A relação entre a humanidade e as diferentes espécies da cannabis é milenar, mesmo que hoje em dia a legalização da maconha não exista no Brasil. Estudos mostram que, em 10.000 a.C, o cânhamo – variação da planta pela qual se obtém fibras que produzem tecidos, papel, alimentos e outras matérias primas – era usado em objetos de cerâmica em Taiwan. Esse período também foi marcado pelo início da agricultura, hoje principal base da economia global, o que influenciou o cientista Carl Sagan a acreditar que a primeira safra agrícola no mundo foi de cannabis. Já o efeito psicoativo da erva é explorado há pelo menos 2,5 mil anos, de acordo com evidências arqueológicas encontradas na China e divulgadas em junho de 2019.
A sua presença no Brasil, no entanto, é mais recente. Ela chegou no país junto com os portugueses, pois as velas e cordas das embarcações eram feitas de cânhamo e, segundo o relatório oficial do Ministério das Relações Exteriores de 1959, com os escravizados que trouxeram sementes de maconha dentro de bonecas de pano. Mas foi só no século XVIII que, para fortalecer o império colonial e diversificar a agricultura, Portugal resolveu investir no cultivo da erva em terras brasileiras a ponto de dedicar milhares de escravizados para esse trabalho.
No artigo de 1980 A maconha, a cocaína e o ópio em outros tempos, o então Delegado de Polícia em São Paulo, Guido Fonseca, escreveu que, em 1785, o Vice-Rei do Brasil enviou ao porto de Santos dezesseis sacos com 39 alqueires de sementes de maconha, o que equivale hoje a 94 hectares ou 940 mil metros de plantação.
Enquanto se plantava cannabis para a fabricação de diferentes insumos, o fumo de suas variações psicoativas era associado exclusivamente aos africanos e seus descendentes. Mas esse uso não ficou liberado por muito tempo. Em 1830, no Rio de Janeiro, a Câmara Municipal restringiu o fumo da erva, penalizando os vendedores com uma multa e os compradores, muitos deles escravizados, com três dias de cadeia. Esse controle sobre a população negra continuou com o fim da escravidão no século XIX: além da maconha, o candomblé e a capoeira também eram vistos como pedras no caminho da “ordem e progresso”.

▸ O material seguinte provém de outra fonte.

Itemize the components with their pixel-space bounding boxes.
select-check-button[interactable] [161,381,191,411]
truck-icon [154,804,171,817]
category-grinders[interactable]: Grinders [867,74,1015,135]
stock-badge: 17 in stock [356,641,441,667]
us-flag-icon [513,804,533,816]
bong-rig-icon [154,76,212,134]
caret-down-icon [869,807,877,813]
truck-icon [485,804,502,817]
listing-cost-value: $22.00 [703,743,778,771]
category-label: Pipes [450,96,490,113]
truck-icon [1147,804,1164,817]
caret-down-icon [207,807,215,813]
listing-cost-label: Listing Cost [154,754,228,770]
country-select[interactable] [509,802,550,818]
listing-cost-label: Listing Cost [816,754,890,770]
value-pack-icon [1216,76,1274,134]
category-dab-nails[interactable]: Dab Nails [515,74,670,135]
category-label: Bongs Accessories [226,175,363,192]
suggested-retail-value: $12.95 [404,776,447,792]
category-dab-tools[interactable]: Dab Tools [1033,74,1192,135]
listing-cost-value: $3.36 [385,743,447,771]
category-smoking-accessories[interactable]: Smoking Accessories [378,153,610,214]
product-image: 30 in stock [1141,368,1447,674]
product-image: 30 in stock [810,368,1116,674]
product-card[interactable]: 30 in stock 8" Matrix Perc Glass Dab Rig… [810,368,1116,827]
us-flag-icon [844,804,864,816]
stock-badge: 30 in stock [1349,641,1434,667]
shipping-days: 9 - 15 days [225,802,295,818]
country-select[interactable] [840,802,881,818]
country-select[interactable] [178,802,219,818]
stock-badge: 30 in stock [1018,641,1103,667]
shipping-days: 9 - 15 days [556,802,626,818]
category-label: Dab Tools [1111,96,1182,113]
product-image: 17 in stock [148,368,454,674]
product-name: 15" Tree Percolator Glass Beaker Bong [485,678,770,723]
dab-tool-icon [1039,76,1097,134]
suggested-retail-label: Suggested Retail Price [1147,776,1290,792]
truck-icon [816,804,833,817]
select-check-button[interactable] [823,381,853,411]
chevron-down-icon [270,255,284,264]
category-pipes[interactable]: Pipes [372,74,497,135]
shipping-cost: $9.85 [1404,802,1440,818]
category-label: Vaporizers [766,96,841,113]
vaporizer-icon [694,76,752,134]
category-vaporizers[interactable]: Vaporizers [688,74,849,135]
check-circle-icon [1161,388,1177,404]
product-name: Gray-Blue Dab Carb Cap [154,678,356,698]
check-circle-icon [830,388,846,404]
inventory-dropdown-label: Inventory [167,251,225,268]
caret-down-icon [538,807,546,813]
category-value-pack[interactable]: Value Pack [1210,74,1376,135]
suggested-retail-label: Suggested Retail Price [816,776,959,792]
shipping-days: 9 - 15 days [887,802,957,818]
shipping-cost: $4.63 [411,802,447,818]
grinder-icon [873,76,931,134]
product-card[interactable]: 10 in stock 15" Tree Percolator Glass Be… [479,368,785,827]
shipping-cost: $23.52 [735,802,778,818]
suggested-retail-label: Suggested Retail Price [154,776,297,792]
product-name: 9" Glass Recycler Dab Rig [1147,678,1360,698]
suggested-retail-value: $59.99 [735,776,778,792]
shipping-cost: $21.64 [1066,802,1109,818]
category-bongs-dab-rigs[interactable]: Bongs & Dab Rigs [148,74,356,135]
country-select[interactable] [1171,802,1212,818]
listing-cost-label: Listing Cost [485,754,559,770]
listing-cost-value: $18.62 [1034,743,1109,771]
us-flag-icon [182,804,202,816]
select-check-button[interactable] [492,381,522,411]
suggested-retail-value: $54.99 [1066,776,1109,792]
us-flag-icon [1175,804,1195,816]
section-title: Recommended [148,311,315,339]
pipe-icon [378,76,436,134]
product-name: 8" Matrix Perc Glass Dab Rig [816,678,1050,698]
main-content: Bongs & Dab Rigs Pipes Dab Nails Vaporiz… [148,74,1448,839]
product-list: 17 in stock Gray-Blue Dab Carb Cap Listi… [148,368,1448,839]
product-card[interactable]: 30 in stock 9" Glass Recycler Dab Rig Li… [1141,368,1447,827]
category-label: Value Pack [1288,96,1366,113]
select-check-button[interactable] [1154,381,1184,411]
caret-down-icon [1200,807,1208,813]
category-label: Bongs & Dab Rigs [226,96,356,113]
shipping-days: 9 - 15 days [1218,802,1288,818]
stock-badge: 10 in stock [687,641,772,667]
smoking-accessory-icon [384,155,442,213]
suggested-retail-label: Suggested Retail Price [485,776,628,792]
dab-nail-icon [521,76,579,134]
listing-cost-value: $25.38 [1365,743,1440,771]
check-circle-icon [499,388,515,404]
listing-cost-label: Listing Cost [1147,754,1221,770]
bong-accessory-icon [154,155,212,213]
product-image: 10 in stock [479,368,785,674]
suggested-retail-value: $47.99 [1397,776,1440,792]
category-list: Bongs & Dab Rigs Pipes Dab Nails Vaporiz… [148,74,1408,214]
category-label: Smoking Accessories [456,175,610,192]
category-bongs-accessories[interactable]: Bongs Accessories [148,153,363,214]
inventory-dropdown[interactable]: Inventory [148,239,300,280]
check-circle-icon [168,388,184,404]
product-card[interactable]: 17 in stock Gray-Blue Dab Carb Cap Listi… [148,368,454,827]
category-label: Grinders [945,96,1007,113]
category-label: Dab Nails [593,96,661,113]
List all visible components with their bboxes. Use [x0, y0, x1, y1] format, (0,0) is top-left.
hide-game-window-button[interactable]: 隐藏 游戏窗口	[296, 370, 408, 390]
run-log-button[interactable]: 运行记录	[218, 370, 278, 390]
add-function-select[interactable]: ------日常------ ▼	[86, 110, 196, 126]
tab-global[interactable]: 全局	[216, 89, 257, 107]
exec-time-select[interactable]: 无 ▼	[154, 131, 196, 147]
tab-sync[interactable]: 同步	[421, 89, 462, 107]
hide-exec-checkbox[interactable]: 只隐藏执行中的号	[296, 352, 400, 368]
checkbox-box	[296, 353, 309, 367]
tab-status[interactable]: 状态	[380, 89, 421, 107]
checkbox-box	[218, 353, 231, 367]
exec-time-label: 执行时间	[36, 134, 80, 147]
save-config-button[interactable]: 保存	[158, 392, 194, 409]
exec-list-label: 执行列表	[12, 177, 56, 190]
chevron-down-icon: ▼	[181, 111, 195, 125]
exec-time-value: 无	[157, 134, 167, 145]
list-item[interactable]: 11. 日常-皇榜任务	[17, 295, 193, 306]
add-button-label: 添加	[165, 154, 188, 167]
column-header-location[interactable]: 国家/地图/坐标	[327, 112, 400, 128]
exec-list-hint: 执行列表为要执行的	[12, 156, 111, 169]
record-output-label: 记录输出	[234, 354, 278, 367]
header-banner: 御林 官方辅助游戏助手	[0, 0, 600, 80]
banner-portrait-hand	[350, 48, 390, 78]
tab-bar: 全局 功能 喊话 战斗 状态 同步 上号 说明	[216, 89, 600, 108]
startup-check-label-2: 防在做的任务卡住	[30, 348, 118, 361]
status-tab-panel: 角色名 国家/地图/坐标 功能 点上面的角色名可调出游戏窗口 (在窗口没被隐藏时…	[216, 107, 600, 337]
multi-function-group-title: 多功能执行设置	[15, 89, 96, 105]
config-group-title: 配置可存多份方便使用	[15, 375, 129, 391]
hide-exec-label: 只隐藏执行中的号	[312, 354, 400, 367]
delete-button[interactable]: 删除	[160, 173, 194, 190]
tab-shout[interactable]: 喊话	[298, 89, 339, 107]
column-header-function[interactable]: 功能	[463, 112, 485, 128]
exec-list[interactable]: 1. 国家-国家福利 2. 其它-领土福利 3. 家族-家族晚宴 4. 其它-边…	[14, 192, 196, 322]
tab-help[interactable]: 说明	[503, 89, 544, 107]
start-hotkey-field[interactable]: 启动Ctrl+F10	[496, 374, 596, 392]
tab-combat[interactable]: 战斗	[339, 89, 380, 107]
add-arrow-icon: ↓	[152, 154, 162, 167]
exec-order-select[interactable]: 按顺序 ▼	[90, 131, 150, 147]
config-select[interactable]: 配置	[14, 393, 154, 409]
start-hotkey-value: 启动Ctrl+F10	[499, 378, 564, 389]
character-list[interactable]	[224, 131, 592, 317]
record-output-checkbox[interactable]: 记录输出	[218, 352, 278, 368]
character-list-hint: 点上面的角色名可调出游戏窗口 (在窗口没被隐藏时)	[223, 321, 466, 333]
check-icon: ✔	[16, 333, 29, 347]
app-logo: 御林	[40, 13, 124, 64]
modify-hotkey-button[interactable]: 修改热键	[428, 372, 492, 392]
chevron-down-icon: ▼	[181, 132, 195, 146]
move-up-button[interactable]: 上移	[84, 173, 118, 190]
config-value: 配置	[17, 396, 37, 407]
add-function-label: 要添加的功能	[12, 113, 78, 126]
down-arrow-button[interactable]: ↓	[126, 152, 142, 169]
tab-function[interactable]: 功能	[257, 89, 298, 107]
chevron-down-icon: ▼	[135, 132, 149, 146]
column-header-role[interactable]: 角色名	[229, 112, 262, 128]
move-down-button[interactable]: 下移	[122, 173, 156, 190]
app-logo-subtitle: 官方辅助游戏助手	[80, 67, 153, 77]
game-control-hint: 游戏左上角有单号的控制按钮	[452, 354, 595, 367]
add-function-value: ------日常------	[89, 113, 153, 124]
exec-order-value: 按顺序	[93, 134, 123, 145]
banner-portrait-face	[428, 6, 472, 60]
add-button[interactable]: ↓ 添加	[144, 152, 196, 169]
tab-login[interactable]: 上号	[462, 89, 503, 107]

Por outro lado, nesse mesmo momento, estudos sobre os efeitos da cannabis liderados pelo psiquiatra francês Jean Jacques Moreau tornou o uso da planta bem aceito entre a classe médica brasileira. Recomendava-se o fumo da maconha para pacientes (inclusive crianças) com bronquite, asma, insônia e outras condições.
Proibicionismo cresce internacionalmente e afeta o Brasil
Mas não demorou muito e já no século XX as políticas proibicionistas começaram a se intensificar mundo afora. Durante a Conferência Internacional do Ópio realizada em 1924, que visava condenar o uso do ópio e cocaína, o representante brasileiro se esforçou para incluir a cannabis neste grupo. A perseguição contra os comerciantes clandestinos e consumidores da erva no Brasil se reforçou.
Nos Estados Unidos, que já tinha grande influência internacional, o cenário não era muito diferente. Em 1930, perto do final da Lei Seca no país, se iniciou uma campanha contra a cannabis e seus derivados encabeçada por Harry Anslinger, comissário do serviço de narcóticos, que tinha ligações pessoais com empresas enfraquecidas pela indústria do cânhamo. Com aliados na imprensa, os esforços de Anslinger levaram o então presidente Franklin Roosevelt a criar uma lei que proibia o cultivo e comercialização da maconha no território norte-americano.
Paralelamente, as companhias brasileiras de produções têxteis à base da erva começaram a ser fechadas e uma legislação nacional incluiu a cannabis na lista de substâncias banidas do país. Foram mais de quatro décadas em que o governo se empenhou para erradicar totalmente a planta e o mesmo acontecia internacionalmente. Em 1961, o Brasil e diversos países assinaram a Convenção Única sobre Entorpecentes, tratado da Organização das Nações Unidas (ONU) que procurava combater o abuso de substâncias. Esse documento abrangia a cannabis como droga, mas ela já tinha se popularizado entre outros grupos além daqueles que eram tradicionalmente marginalizados.
Em plena ditadura militar brasileira (1964 – 1985), o consumo da maconha e outras substâncias ilegais era intenso. Mas, em 1971, com a declaração oficial de guerra às drogas anunciada pelo líder americano Richard Nixon, a percepção negativa dos governos sobre a cannabis aumentou ainda mais.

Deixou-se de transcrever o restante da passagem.